In 2010, its first full 12 months available on the market, the Fitbit offered some 50,000 models. Fitbit gross sales peaked in 2015, with nearly 23 million units offered that 12 months, in response to
Statista. Since then, there’s been a little bit of a drop-off, as multifunctional good watches have come down in worth and grown in recognition and Fitbit knockoffs entered the market. In 2021, Fitbit nonetheless boasted greater than 31 million lively customers, in response to Market.us.Media. And Fitbit could now be using the development again to simplicity, as individuals discover themselves eager to eliminate distractions and transfer again to easier units. I see this occurring in my circle of relatives: My smartwatch-wearing daughter traded in that wearable for a Fitbit Cost 6 earlier this 12 months.

Fitbit went public in 2015 at a valuation of $4.1 billion. In 2021 Google accomplished its $2.1 billion buy of the corporate and absorbed it into its {hardware} division.
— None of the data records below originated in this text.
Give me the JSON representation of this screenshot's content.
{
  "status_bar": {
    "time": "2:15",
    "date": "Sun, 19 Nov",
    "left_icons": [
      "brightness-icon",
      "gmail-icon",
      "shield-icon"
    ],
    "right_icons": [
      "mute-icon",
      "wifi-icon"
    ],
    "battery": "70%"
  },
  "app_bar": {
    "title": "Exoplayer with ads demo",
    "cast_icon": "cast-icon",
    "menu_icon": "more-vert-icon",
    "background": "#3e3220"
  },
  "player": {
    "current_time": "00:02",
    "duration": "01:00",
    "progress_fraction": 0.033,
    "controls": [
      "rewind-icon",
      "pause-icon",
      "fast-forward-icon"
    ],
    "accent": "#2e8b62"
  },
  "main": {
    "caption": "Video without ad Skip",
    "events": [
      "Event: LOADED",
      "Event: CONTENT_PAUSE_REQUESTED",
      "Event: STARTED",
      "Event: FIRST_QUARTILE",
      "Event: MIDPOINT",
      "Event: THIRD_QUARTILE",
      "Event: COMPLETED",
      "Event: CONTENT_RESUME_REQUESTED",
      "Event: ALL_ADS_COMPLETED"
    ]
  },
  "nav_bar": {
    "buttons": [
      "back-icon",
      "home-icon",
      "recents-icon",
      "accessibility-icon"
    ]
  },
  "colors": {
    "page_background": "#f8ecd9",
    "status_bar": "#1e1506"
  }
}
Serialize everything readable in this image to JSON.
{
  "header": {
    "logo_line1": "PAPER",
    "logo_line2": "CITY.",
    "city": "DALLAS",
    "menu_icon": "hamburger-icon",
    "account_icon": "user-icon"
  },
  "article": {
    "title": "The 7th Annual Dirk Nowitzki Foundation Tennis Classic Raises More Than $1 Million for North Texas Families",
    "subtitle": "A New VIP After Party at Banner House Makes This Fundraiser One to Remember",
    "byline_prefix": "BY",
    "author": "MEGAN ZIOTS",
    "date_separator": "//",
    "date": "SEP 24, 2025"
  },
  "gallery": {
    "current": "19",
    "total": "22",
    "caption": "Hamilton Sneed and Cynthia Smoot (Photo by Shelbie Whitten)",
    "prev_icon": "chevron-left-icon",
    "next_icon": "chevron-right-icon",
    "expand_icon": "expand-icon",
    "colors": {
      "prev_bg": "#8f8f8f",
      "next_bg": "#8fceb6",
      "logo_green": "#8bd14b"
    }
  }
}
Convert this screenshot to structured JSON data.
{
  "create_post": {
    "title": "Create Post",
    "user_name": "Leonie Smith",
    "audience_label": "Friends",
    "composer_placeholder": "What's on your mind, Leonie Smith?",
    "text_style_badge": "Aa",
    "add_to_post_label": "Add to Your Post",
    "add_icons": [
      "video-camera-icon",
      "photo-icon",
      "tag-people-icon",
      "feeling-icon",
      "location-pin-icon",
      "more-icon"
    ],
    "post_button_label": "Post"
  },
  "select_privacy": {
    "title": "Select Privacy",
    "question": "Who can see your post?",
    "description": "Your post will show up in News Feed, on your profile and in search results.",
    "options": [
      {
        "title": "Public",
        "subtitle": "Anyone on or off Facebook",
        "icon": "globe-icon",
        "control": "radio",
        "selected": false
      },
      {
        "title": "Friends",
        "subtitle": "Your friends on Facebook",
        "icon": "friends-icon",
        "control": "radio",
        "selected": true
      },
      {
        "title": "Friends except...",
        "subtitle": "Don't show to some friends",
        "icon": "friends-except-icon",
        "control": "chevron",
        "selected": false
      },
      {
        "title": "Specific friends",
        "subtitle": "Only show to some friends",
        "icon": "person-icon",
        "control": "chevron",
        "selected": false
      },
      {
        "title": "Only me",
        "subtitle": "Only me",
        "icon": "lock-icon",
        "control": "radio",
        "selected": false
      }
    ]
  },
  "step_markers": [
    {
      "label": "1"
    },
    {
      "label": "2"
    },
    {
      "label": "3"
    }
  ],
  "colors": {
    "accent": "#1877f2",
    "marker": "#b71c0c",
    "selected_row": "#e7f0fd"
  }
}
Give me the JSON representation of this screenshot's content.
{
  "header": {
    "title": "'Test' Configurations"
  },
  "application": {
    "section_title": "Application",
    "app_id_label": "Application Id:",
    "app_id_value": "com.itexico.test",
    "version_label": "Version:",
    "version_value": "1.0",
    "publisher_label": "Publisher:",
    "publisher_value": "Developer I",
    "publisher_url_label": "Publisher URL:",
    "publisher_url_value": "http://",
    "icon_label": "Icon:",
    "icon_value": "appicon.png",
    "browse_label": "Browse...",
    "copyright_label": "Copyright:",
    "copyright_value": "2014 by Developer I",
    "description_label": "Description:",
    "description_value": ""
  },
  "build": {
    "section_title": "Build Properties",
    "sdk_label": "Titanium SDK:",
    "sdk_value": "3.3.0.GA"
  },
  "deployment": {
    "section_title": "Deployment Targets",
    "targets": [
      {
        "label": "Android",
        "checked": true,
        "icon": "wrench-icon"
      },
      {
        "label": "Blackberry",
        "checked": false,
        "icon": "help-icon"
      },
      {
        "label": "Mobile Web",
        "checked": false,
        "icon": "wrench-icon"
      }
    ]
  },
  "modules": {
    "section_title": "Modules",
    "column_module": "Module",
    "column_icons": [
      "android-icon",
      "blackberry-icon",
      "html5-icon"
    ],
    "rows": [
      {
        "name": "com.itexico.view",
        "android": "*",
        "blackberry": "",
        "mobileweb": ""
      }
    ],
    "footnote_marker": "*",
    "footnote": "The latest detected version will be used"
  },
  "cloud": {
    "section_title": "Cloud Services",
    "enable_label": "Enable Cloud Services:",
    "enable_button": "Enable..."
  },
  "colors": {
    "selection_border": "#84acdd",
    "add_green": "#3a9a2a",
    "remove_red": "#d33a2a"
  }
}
In April of this 12 months, Park and Friedman left Google. Early retirement? Hardly. The 2, now age 47, have began a brand new firm that’s presently in stealth mode.

The concept of encouraging individuals to be lively by electronically monitoring steps has had endurance.

“My father, who turned 80 on July 5, is fixated on his step depend,” Friedman says. “From 11 at evening till midnight, he’s within the parking storage, going up flights of stairs. And he’s in higher form than I ever keep in mind him.”

What might be a greater reward than that?